The Central government and the Tamil Nadu government are disagreeing over the three-language rule in schools under the New Education Policy (NEP), 2020.
- The Union government has linked the release of funds under the Samagra Shiksha Abhiyan to compliance with the three-language policy.
- Tamil Nadu considers this a ‘smokescreen’ for Hindi imposition and remains firm on its two-language policy.
Constitutional Provisions on Language
- Official Language: Hindi is the official language of the Union. English was initially meant to continue for 15 years (until 1965) but remains in use under the Official Languages Act, 1963, which allows its continued use indefinitely.
- State Language Provisions: A State can adopt any language(s) in use or Hindi as its official language(s) for official purposes.
- Promotion of Hindi: The Constitution mandates the Union to promote Hindi as a medium of expression for India’s composite culture.
Three-Language Formula
- Origin: Introduced in the National Education Policy (NEP), 1968.
- Mandate: Along with the Official Language Resolution, 1968, it mandated the teaching of Hindi in non-Hindi-speaking States.
- Impact: It led to protests in Tamil Nadu, which has since followed its two-language policy (Tamil and English) in government schools.
- New Education Policy 2020: NEP, 2020 retained the three-language formula but with a key modification:
- No language is imposed on any State.
- The choice of languages is left to States, regions, and students, provided at least two of the three languages are native to India.

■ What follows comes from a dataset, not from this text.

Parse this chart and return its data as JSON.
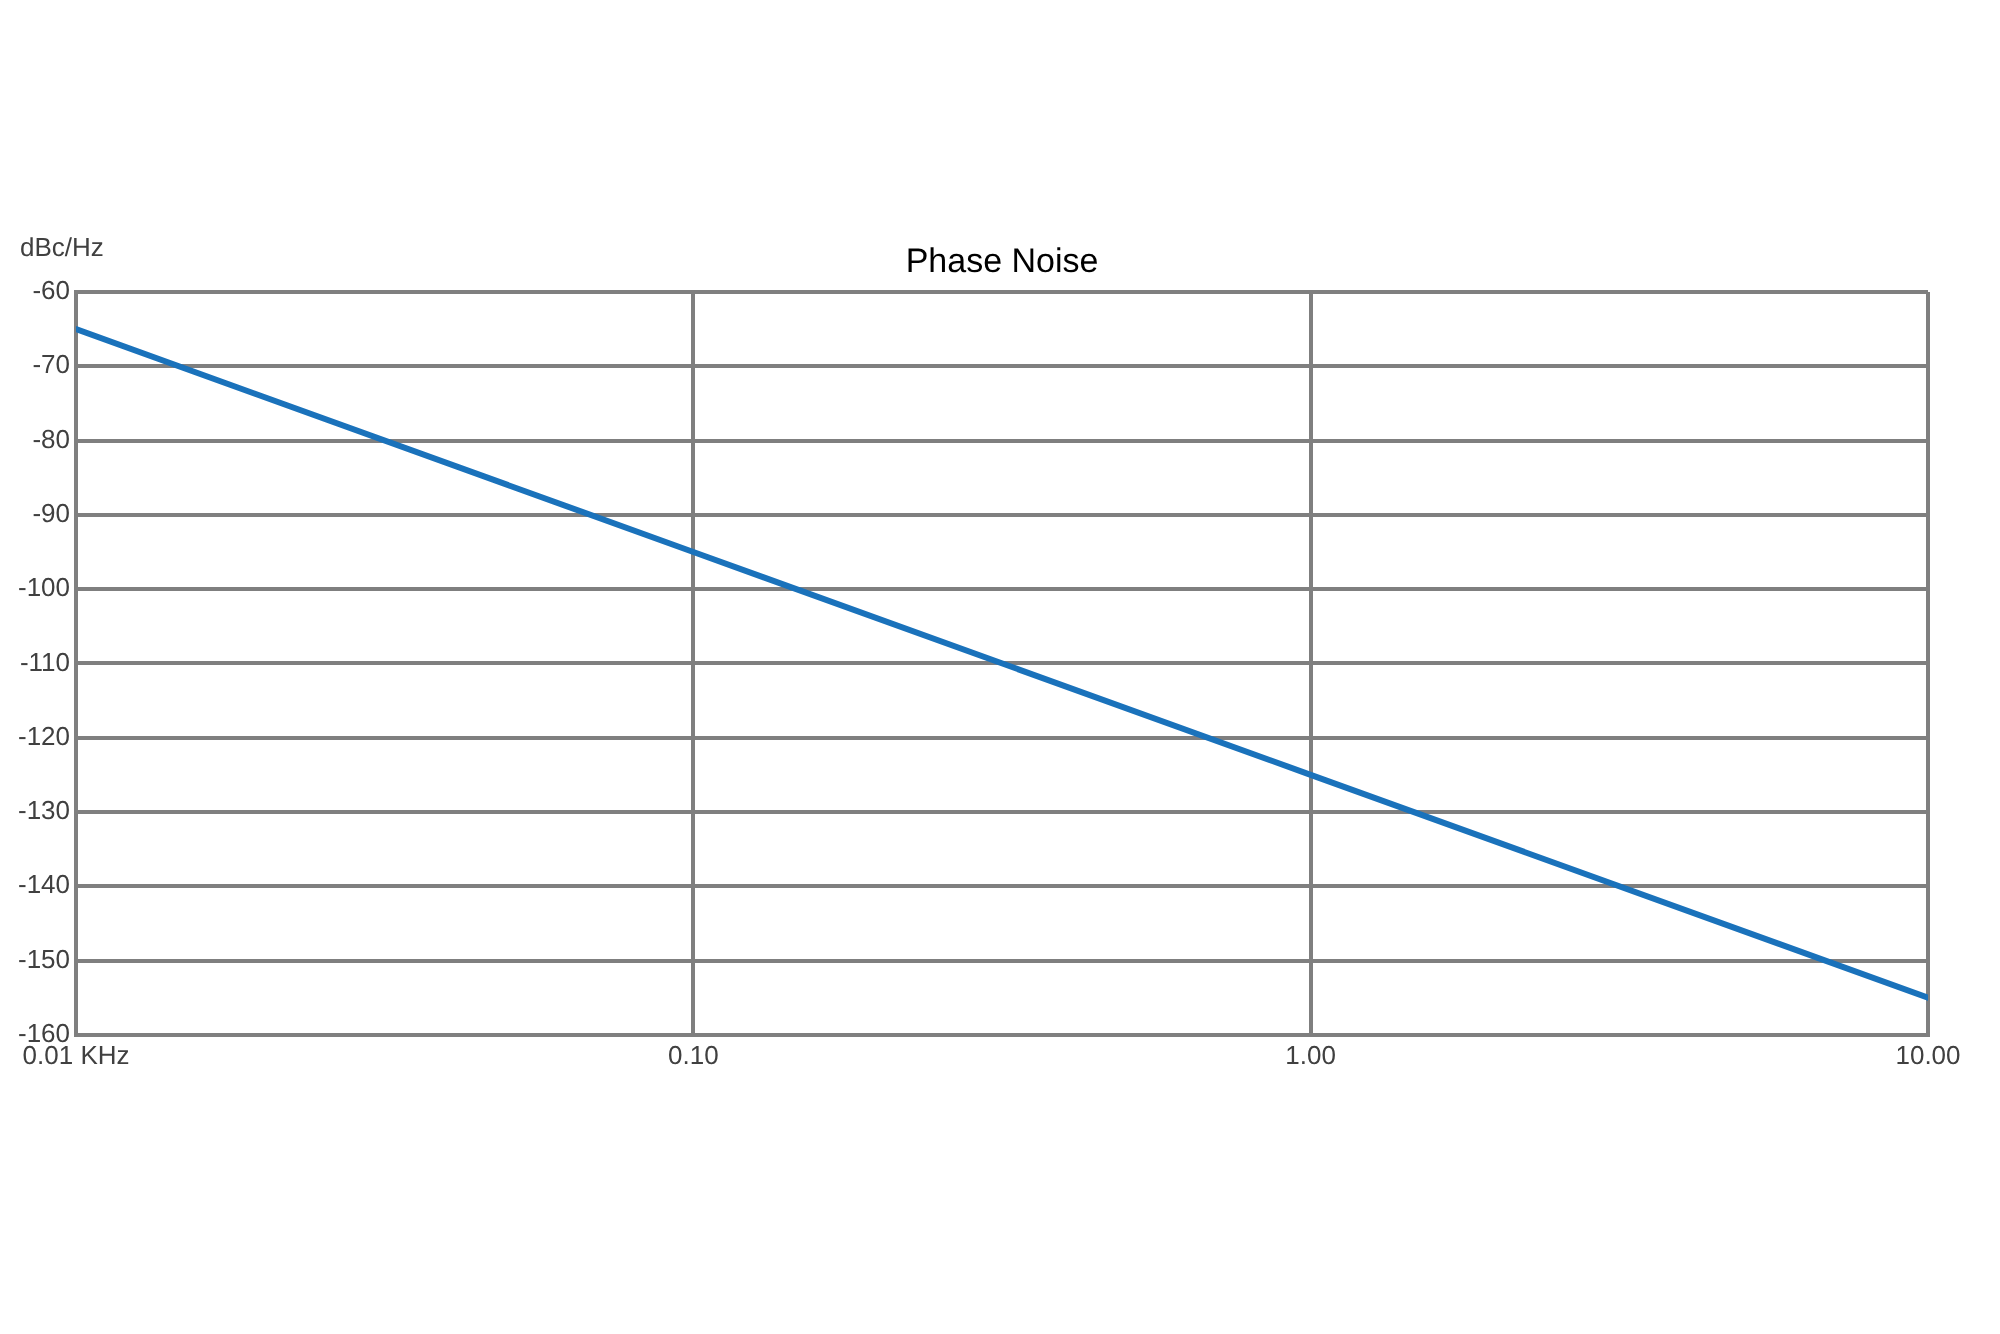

- Need : According to the 2011 Census, 26% of Indians are bilingual and 7% are trilingual, with higher multilingualism in urban areas (44% bilingual, 15% trilingual) compared to rural areas (22% bilingual, 5% trilingual).
Issues in Indian Schools
- Poor Learning Outcomes: The Annual Status of Education Research (ASER) by Pratham NGO highlights significant gaps in learning outcomes:
- 60% of Class V students could not read a Class II-level text. 25% of youth (14-18 years) could not fluently read a Class II-level text in their regional language.
- 40% of this age group struggled to read English sentences.
- Foundational numeracy skills (subtraction and division) remain weak.
- Disparity in Funding: In 2019-20, ₹3.03 lakh crore was spent on elementary education, with 15% funded by the Centre and 85% by the States.
- Inadequate Funding: Overall education spending, including elementary, secondary, higher, and technical education, remains at 4-4.5% of GDP, falling short of the 6% target set by NEP 2020.
- This funding gap continues to hinder improvements in educational quality.
- Delays: There are funding delays due to political disagreements.
Way Forward
- Prioritize: English proficiency has enhanced India’s global competitiveness in service industries. While learning more Indian languages is beneficial, government-run schools must prioritize:
- Mother tongue/local language
- English proficiency
- Foundational numeracy skills
- Increasing Proficiency: Private schools that teach a third language until Standard VIII often see limited proficiency in that language.
- Learning Additional Language: Rapid urbanization and labor migration will likely increase multilingualism in the next Census. People tend to learn additional languages based on practical needs rather than policy mandates.
Conclusion
There is a need for constructive Centre-State dialogue to resolve conflicts. Greater autonomy for States is needed in school education policy to respect regional diversities.